Last week I had two pieces of silk lying on the cutting table after making a custom nightdress. I stared and stared at them, in the midst of a dilemma, not wanting to put them aside for ‘Later’ as from my experience ‘Later’ never happens.
At last, inspiration was upon me, I sketched and then cut the pieces for a half slip from the remnants. I do admit that it didn't quite fit as it lacked a corner at the hem....what to do?
I was not going to be defeated!
This was simply remedied with a little tailoring trick. I inserted what is known as a ‘godet’ into the gap.
noun: a triangular piece of fabric, often rounded at the top, inserted in a garment to give fullness.
This wonderful little design feature was prominent in 1930s fashion and is a great detail to use when using Bias cut and draping fabrics.
You will be pleased to know that I have also cut out the pieces for a pair of knickers, from the same remnants....As you can see...I hate waste.

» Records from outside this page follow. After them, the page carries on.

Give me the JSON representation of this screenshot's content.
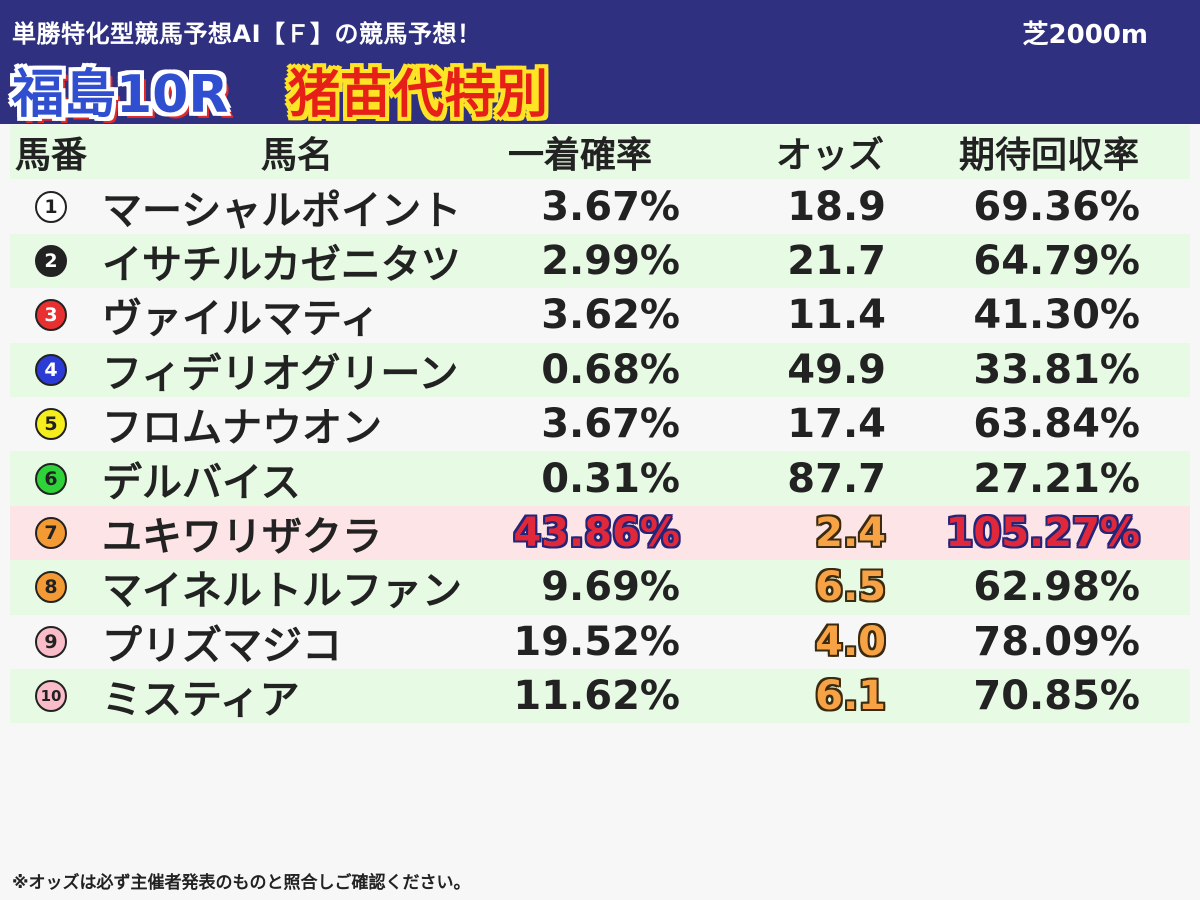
{
  "header": {
    "subtitle": "単勝特化型競馬予想AI【Ｆ】の競馬予想！",
    "course": "芝2000m",
    "race_number": "福島10R",
    "race_name": "猪苗代特別"
  },
  "table": {
    "columns": [
      "馬番",
      "馬名",
      "一着確率",
      "オッズ",
      "期待回収率"
    ],
    "rows": [
      {
        "num": "1",
        "name": "マーシャルポイント",
        "win_prob": "3.67%",
        "odds": "18.9",
        "return_rate": "69.36%",
        "badge_bg": "#ffffff",
        "badge_fg": "#222222"
      },
      {
        "num": "2",
        "name": "イサチルカゼニタツ",
        "win_prob": "2.99%",
        "odds": "21.7",
        "return_rate": "64.79%",
        "badge_bg": "#222222",
        "badge_fg": "#ffffff"
      },
      {
        "num": "3",
        "name": "ヴァイルマティ",
        "win_prob": "3.62%",
        "odds": "11.4",
        "return_rate": "41.30%",
        "badge_bg": "#e83030",
        "badge_fg": "#ffffff"
      },
      {
        "num": "4",
        "name": "フィデリオグリーン",
        "win_prob": "0.68%",
        "odds": "49.9",
        "return_rate": "33.81%",
        "badge_bg": "#2a3bd6",
        "badge_fg": "#ffffff"
      },
      {
        "num": "5",
        "name": "フロムナウオン",
        "win_prob": "3.67%",
        "odds": "17.4",
        "return_rate": "63.84%",
        "badge_bg": "#f5ee1c",
        "badge_fg": "#222222"
      },
      {
        "num": "6",
        "name": "デルバイス",
        "win_prob": "0.31%",
        "odds": "87.7",
        "return_rate": "27.21%",
        "badge_bg": "#2ed33a",
        "badge_fg": "#222222"
      },
      {
        "num": "7",
        "name": "ユキワリザクラ",
        "win_prob": "43.86%",
        "odds": "2.4",
        "return_rate": "105.27%",
        "badge_bg": "#f39a35",
        "badge_fg": "#222222"
      },
      {
        "num": "8",
        "name": "マイネルトルファン",
        "win_prob": "9.69%",
        "odds": "6.5",
        "return_rate": "62.98%",
        "badge_bg": "#f39a35",
        "badge_fg": "#222222"
      },
      {
        "num": "9",
        "name": "プリズマジコ",
        "win_prob": "19.52%",
        "odds": "4.0",
        "return_rate": "78.09%",
        "badge_bg": "#f9bcc8",
        "badge_fg": "#222222"
      },
      {
        "num": "10",
        "name": "ミスティア",
        "win_prob": "11.62%",
        "odds": "6.1",
        "return_rate": "70.85%",
        "badge_bg": "#f9bcc8",
        "badge_fg": "#222222"
      }
    ]
  },
  "footer": {
    "note": "※オッズは必ず主催者発表のものと照合しご確認ください。"
  }
}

I have always had this problem…
An early memory of this habit is from my school days. When my Royal Blue school jumper became faded and worn at the elbows I had a method. I simply un-picked and detached the sleeves, turned them inside out, swapped them and re-attached (Worn patches now located on the inside of my elbow)…I only ever had one jumper throughout my school years.

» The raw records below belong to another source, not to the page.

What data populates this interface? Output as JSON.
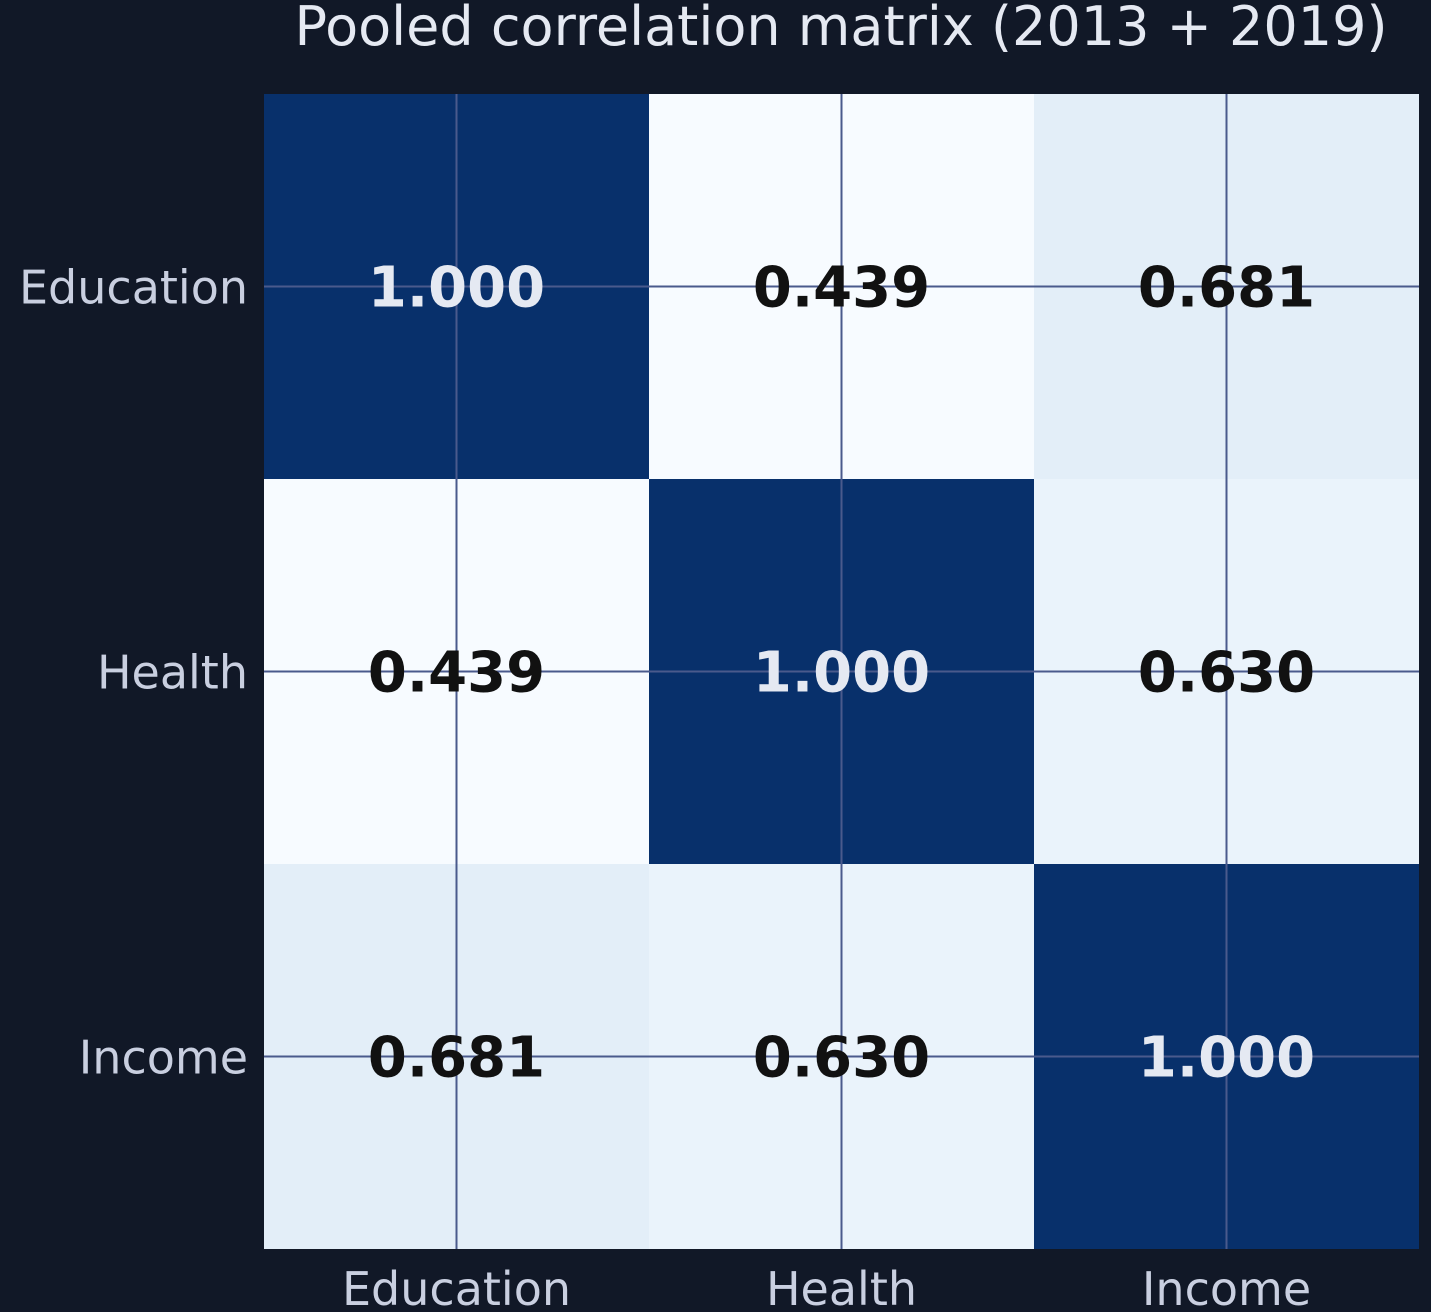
{
  "chart_data": {
    "type": "heatmap",
    "title": "Pooled correlation matrix (2013 + 2019)",
    "x_labels": [
      "Education",
      "Health",
      "Income"
    ],
    "y_labels": [
      "Education",
      "Health",
      "Income"
    ],
    "values": [
      [
        1.0,
        0.439,
        0.681
      ],
      [
        0.439,
        1.0,
        0.63
      ],
      [
        0.681,
        0.63,
        1.0
      ]
    ],
    "value_labels": [
      [
        "1.000",
        "0.439",
        "0.681"
      ],
      [
        "0.439",
        "1.000",
        "0.630"
      ],
      [
        "0.681",
        "0.630",
        "1.000"
      ]
    ],
    "colormap": "Blues",
    "color_range": [
      0.439,
      1.0
    ],
    "grid": true,
    "legend": "none"
  },
  "colors": {
    "background": "#111827",
    "grid": "#4a5a8c",
    "text_light": "#e5e9f2",
    "text_dark": "#111111",
    "tick_label": "#c9cfe0",
    "title": "#e5e9f2"
  }
}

This skill for waste saving continued in my career. In my days of designing evening dresses at Bernard Freres, I used printed Sari inspired fabric, with a different design at each side. I designed my dresses so that nothing was wasted within the length. They loved that!...particularly in cost-effective terms!
I often create pieces from odds and ends from the cutting table. Those little pieces of fabric can inspire some interesting results. Recently I put together some Art-Deco inspired panelled pieces, in various ice cream colours.
It’s astounding the amount of clothing is discarded (though hopefully to charity shops) and we live in a very 'throw-away' culture. There is certainly a rise in the idea of 'up-cycling' within fashion that hopefully will continue. I often suggest one should look to pay a bit more for quality items that will last longer and in the long run will mean you will buy less. Add to that, a bit of knowledge, basic sewing skills and imagination, one can re-invent a wardrobe time and time again.